Me quedé unos días en el sofá de la sala hasta que un día se me cayó el globo de nieve que estaba al lado del Riopan en el brazo del sofá. Por suerte no se rompió, pero lo que sí pasó fue que me di cuenta de que no podía continuar de esta manera, no podía permitir que un fantasma se adueñara de mi vida.
Esa noche me metí al cuarto despacito. Sin quitarle la vista de encima al fantasma, coloqué mis cosas sobre mi buró, me tomé la medicina para las agruras y me acosté lentamente. Cerré los ojos intentando ignorar todo a mi alrededor. De pronto escuché un sonido fantasmagórico que me hizo incorporarme sobre la cama: el fantasma sollozaba de la manera más lastimera posible. Me preocupó incluso que los vecinos me denunciaran por tener algún animal agonizando en mi departamento. Aún así yo no me pensaba ir, ya estaba cansado y mi espalda me dolía mucho de tanto dormir en sillones.
Los llantos no cesaron hasta la mañana siguiente cuando al fin pude dejar de apretar la almohada contra mis oídos. Suspiré mientras veía ese mismo techo ante el cual había despertado por años, en esa misma cama que ahora me parecía ingratamente espaciosa cuando de pronto el fantasma se levantó y salió de la habitación atravesando una pared. Salté de la cama del susto y respiré hondo.
—Al fin… se fue… ¡AHHHH!
Y en eso el fantasma regresó atravesando la misma pared.
Traía con él una telaraña que colgó sobre su rinconcito de mi habitación y se sentó de nuevo para volver a llorar.
Esto se repitió todos los días. Comenzó a colgar telarañas por todas partes. Puso muchas en la sala, en el baño y por supuesto en la habitación. Luego, cuando ya no cabían en las paredes, puso en la cafetera, en el horno y hasta en el refri. Pensé que al menos ya tenía decoración para el día de muertos. Con el departamento cubierto de telarañas, el fantasma comenzó a caminar por mi hogar desordenándolo. Agarraba una taza, una cobija, una bolsa, lo que fuera y las aventaba en un montón que se formó en su rincón. Ya me había cansado de tratar de detenerlo, así que intenté ignorarlo hasta que un día se atrevió a tomar el globo de nieve de mi buró.
—¡Déjalo! ¡Ese sí que no!
Salté sobre él para recuperarlo, pero el fantasma flotaba por el techo. Le grité desesperado hasta que todo el enojo y la tristeza se desbordaron por mis ojos. Mis piernas cedieron y, sentado en el suelo, lloré.

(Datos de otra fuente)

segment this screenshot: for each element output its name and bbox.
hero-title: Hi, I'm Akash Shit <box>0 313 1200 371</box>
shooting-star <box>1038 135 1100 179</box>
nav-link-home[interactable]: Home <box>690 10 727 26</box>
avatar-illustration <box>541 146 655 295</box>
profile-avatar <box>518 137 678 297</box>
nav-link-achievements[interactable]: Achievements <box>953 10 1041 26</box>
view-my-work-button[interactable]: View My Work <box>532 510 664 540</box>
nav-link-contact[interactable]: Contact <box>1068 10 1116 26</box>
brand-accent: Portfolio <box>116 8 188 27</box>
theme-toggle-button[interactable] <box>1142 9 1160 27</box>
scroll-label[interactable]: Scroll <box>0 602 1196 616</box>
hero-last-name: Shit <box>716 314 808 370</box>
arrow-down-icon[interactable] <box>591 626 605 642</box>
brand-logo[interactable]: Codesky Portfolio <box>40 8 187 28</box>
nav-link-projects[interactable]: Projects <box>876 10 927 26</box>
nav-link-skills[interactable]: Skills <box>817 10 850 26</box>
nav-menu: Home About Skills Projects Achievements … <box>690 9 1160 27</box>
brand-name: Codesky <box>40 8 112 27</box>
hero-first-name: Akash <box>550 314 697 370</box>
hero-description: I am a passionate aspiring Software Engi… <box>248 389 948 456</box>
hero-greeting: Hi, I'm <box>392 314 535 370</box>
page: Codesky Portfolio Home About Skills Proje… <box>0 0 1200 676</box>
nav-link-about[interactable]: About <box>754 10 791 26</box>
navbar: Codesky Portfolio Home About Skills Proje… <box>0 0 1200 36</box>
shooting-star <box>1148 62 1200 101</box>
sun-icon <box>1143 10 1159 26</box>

—Lo vas a romper. Es lo único que me queda de ella. Si lo rompes no tendré nada. Nada para recordarla en las noches cuando me voy a dormir, ni en las mañanas cuando despierto.
Sentí en mi cuerpo un apretón. Era el fantasma que me abrazaba y lloraba conmigo.
Juntos pusimos el globo de nieve en su lugar. Desperté la mañana siguiente y me sentía un poco mejor. Abracé la almohada que estaba a mi lado, traté de captar el aroma de mi esposa, aunque sabía que hace tiempo ese, y otros gestos, ya no tenían sentido. Me levanté y comencé a retirar las telarañas que se habían acumulado en la habitación. Al limpiar mi buró y contemplar el globo de nieve no pude evitar pensar que seguro ella estaría orgullosa de mí.
—Un pasito a la vez. No te voy a dejar de extrañar nunca. Pero voy a vivir un pasito a la vez.